If during the preservation phase, there is a need to adjust data or delivery methods due to changing technologies and/or the requirements of the target user group, these changes must be carefully considered.

First of all, the new requirements have to be defined, alternatives evaluated, results analyzed, and then a new preservation plan created. This plan may require adjustments to the software being used as well as modifications to file formats. Any data conversion can be carried out with the help of appropriate conversion software, even when the data is used and access is appropriate.

Belonging to a specific discipline and the associated choice of measurement methods often leads to the use of certain data formats that are meaningful to the research community. This also involves the use of ‘typical’ data collection and analysis tools and corresponding software that typically operate with their own file formats but often include export options for other file formats.

Depending on the context of use and discipline, certain data formats are more popular than others. For statistical analyses, SPSS, R, SAS, and STATA are common programs. For example, if you want to open an SPSS file (*.sav) in other software, the file must be first converted.

Conversion refers to the process of transferring data from one format to another. When converting data, it is important to research various options depending on the source and target formats. Usually you can find all relevant information in the software help menu.

There are different ways to convert data:

Conversion via data export

In this specific example, in SPSS (version 24), you can select various formats of other statistical software such as STATA or SAS under “File – Export” or even specify different versions of the respective statistical programs under “File – Save As.” This allows you to generate directly a different data format through data export and to open the data in the ‘new’ statistical program in the appropriate file format.

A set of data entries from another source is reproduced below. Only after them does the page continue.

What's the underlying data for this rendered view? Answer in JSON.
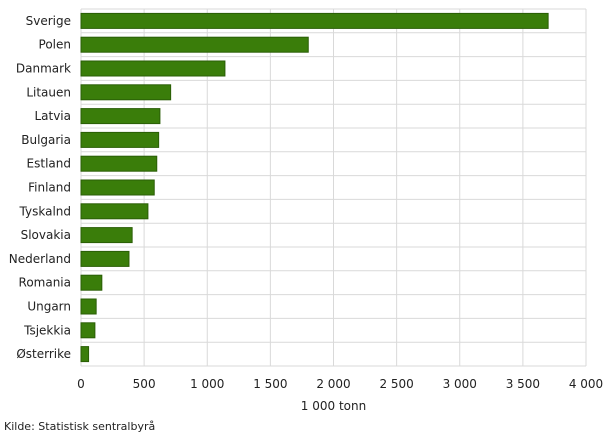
{
  "chart_data": {
    "type": "bar",
    "orientation": "horizontal",
    "title": "",
    "xlabel": "1 000 tonn",
    "ylabel": "",
    "xlim": [
      0,
      4000
    ],
    "xticks": [
      0,
      500,
      1000,
      1500,
      2000,
      2500,
      3000,
      3500,
      4000
    ],
    "xtick_labels": [
      "0",
      "500",
      "1 000",
      "1 500",
      "2 000",
      "2 500",
      "3 000",
      "3 500",
      "4 000"
    ],
    "grid": true,
    "categories": [
      "Sverige",
      "Polen",
      "Danmark",
      "Litauen",
      "Latvia",
      "Bulgaria",
      "Estland",
      "Finland",
      "Tyskalnd",
      "Slovakia",
      "Nederland",
      "Romania",
      "Ungarn",
      "Tsjekkia",
      "Østerrike"
    ],
    "values": [
      3700,
      1800,
      1140,
      710,
      625,
      615,
      600,
      580,
      530,
      405,
      380,
      165,
      120,
      110,
      60
    ],
    "bar_color": "#3a7d0a",
    "bar_edge_color": "#2a5e06"
  },
  "source": "Kilde: Statistisk sentralbyrå"
}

Conversion during data import

Converting SPSS files into R-compatible data formats can be done directly in R using various applications. Here, the data format conversion is performed alongside the data import.

Conversion to other file formats can be lossless (the new data contains all the information that was present in the original), lossy (the new data no longer contains all the information from the original), or meaningful (conversion ‘in essence’; the essential content is preserved with or without information loss), whereby lossless conversion should be strived for. However, sometimes you may need to opt for a smaller file size, which comes at the cost of information loss.

In the context of data transformation, it may also be useful or necessary (e.g., due to changing research community requirements, new insights in the relevant research field, or new research possibilities) to supplement a dataset or split it into subdatasets.